Milli Ekonomi Modeli
Prof. Dr. Haydar Baş

HAYVANCILIK

Bugün ve gelecekte önemi değişmeyecek konula­rın başında yeterli ve dengeli beslenme gelmektedir. Bu açıdan bakıldığında hayvansal ürünler taşıdıkları özellikler nedeniyle vazgeçilmez bir konumdadır. Hayvancılık aynı zamanda yeni nesillerin sağlıklı ge­lişmesi bakımından, orta ve uzun vadede milletlerin gelişimini etkileyen stratejik bir sektördür.

Gelişmiş ülkelerin birçoğunda hayvancılık ileri ko­numdadır. Günümüzde ülkelerin gelişmişlik düzeyle­rinin belirlenmesinde kullanılan kriterlerden birisi de kişi başına tüketilen hayvansal ürünler miktarıdır. in­sanların yeterli ve dengeli beslenmesinde önemli rolü bulunan hayvancılık sektörü;

* Ulusal geliri ve istihdamı artırmak,

* Et, süt, tekstil, deri, kozmetik ve ilaç sanayi dalla­rına hammadde sağlamak ve dengeli kalkınmaya kat­kıda bulunmak,

* Kırsal alandaki açık ve gizli işsizliği azaltmak ve önlemek,

* Kalkınma ve sanayileşme finansmanını öz kay­naklara dayandırmak,

* ihracat yoluyla döviz gelirlerini artırmak,

* Göç olaylarını ve bunun ortaya çıkardığı sosyal sıkıntıları azaltmak ve önlemek gibi önemli ekonomik ve sosyal fonksiyonlara sahiptir.

Türkiye'de hayvancılık sektörü denildiğinde ilk ak­lımıza sığırcılık gelir.

1980'lerin başında Türkiye'de 16 milyon adet sığır bulunuyordu. 1990'larda bu rakam 11 milyona düştü. 2002'de ise toplam sığır sayısı 10 milyona indi. Ko­yun varlığımız ise 1995 yılında 34 milyon iken, 2002'de bu rakam 25 milyona inmiştir. Dolayısıyla ö­zellikle et ve süt ürünleri üreten firmalar hammadde bulmakta sıkıntı çekmişlerdir.
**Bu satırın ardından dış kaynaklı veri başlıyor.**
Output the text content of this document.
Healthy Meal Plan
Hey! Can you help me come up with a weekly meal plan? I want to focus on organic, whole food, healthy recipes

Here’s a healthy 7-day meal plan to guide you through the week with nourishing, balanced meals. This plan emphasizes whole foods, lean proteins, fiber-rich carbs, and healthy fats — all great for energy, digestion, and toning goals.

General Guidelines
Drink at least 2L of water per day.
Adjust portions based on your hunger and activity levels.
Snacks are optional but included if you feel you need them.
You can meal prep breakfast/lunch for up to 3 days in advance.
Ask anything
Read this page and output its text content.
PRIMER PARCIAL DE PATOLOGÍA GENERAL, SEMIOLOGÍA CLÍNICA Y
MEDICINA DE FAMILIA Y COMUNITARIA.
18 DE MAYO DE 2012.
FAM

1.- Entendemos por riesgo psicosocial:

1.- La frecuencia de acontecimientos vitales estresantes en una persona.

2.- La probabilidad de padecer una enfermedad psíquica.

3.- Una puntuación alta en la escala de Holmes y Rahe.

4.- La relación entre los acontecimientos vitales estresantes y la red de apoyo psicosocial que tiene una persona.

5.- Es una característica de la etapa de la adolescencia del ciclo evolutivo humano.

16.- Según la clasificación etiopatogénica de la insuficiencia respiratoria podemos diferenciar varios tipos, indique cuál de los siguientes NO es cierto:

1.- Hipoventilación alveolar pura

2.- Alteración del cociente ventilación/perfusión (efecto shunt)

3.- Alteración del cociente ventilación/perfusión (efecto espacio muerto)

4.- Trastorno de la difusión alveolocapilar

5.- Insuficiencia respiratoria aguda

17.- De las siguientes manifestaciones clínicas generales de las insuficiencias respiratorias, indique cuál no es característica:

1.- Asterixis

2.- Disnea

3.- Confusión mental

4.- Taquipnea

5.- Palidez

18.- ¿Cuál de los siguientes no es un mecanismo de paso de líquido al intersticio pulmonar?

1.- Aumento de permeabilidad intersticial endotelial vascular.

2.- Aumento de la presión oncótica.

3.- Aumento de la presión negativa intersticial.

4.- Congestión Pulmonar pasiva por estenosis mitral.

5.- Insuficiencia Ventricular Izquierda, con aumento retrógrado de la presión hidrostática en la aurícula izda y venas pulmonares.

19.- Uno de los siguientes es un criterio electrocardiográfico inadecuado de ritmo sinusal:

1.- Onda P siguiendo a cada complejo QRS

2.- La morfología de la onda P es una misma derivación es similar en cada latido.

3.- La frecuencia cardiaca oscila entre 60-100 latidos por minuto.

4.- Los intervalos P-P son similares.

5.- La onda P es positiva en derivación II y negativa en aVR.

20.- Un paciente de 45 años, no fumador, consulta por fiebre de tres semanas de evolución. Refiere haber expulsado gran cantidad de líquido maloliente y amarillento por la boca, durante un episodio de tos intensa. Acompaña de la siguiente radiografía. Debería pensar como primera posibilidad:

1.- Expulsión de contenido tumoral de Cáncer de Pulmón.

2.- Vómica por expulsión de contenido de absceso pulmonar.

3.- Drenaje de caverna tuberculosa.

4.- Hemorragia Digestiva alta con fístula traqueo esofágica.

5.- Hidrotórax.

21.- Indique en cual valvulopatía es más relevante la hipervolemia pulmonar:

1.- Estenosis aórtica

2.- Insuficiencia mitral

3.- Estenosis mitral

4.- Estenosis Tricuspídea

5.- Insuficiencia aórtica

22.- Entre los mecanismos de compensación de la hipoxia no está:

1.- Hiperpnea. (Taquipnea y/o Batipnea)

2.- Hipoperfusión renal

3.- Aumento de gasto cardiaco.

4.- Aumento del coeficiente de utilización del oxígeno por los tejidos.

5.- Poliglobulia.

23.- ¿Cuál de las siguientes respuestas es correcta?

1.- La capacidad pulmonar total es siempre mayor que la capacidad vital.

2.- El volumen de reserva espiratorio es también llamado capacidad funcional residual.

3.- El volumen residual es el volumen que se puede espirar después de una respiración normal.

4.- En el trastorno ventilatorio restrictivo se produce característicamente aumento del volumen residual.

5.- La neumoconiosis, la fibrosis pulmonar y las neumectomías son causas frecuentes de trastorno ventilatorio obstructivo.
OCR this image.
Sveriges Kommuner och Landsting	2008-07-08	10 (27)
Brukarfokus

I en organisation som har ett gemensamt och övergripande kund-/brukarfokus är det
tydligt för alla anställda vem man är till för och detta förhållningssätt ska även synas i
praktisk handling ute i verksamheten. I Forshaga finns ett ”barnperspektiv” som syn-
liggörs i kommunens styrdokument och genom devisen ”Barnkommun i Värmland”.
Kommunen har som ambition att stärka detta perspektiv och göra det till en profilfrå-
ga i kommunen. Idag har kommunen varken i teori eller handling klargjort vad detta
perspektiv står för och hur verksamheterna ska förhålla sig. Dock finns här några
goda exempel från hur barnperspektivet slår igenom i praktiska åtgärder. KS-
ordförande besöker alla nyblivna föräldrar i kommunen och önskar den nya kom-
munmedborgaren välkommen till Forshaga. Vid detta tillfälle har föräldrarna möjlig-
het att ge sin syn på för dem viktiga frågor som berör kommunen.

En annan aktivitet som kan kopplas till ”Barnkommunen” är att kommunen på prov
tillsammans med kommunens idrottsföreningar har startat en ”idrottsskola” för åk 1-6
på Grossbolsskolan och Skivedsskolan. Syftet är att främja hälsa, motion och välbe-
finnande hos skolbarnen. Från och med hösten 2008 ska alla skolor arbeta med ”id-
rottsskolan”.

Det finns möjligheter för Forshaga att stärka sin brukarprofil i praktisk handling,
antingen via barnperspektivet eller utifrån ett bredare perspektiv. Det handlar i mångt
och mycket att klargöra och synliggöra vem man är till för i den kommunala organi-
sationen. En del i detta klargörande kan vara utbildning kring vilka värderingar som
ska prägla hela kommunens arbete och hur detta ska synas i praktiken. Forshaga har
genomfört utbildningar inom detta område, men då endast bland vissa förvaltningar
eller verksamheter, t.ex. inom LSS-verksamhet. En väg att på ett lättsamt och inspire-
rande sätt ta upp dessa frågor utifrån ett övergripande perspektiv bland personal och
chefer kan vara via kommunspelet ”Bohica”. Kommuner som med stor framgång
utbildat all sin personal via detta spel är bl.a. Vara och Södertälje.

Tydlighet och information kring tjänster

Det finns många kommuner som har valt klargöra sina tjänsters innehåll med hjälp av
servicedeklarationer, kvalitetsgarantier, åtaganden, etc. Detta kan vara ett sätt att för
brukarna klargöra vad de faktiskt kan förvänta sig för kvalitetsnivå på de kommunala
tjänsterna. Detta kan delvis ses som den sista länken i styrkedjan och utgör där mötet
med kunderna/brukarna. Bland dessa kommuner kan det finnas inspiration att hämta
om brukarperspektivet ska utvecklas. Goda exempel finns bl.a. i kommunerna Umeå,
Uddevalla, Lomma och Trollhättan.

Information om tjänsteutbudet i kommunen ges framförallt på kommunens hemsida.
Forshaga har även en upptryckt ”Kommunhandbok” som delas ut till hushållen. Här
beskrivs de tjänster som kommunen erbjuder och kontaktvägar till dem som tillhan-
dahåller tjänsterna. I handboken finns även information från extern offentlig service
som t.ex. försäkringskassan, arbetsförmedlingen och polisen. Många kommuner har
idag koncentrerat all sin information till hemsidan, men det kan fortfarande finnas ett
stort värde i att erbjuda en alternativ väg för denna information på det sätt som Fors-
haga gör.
Yaşanan bu sıkıntılar et ve süt sektöründe fiyatları diğer ülkelere göre yüksek düzeye çıkartmış, dolayısıyla fiyatlar yükselince kişi başına düşen et ve süt tüketimi de düşmüştür.

Milli Ekonomi Modeli diğer doğal kaynaklarda ol­duğu gibi, özellikle tarım kesimindeki bakış açısını hayvancılık alanında da korumaktadır. Bugün yanlış politikalar ile bitme noktasına getirilen hayvancılığın yeniden ayağa kaldırılması için öncelikle üreticiye sı­fır faizli kredi verilerek gerek yem desteği, gerekse yüksek fiyat alım garantisi ile hayvancılık sektörü desteklenmelidir.

Devlet bir taraftan hayvancılığın gelişmesi için üre­ticiye sıfır faizli kredi vererek finansal problemleri aş­malı, diğer taraftan gerekli olan teknik bilgi ve tekno­lojiyi üreticisi ile buluşturmalıdır. Fiyatların belirlen­mesine devlet müdahale ederek etkin rol almalıdır.

Doğrudan gelir desteği dışında üretim teşvikleri, si­gortalar ve ıslah çalışmaları olmalıdır. ithalata sınırla­malar getirilmeli, kaçak et girişlerinin önü kesilmeli­dir. Yerli üretici hem yurt içinde, hem yurt dışında desteklenmelidir.

Gerek tarım ve gerekse hayvancılıkta devletin yük­sek fiyat alım garanti ile üreticiyi desteklemesi, tüketicinin bu ürünleri pahalı fiyattan elde etmesi anlamına gelmemektedir. Çünkü ürün destek fiyatları piyasa fiyatlarına ilave olarak devlet tarafından finanse edilecektir.

Örneğin AB'nde et üreticisi, pazarda sattığı her kilo et için devletten ayrıca destekleme ücreti almaktadır. Dolayısıyla üretici, ürününü ister özel sektöre, isterse devlete satsın bu desteklemelerden istifade edecektir.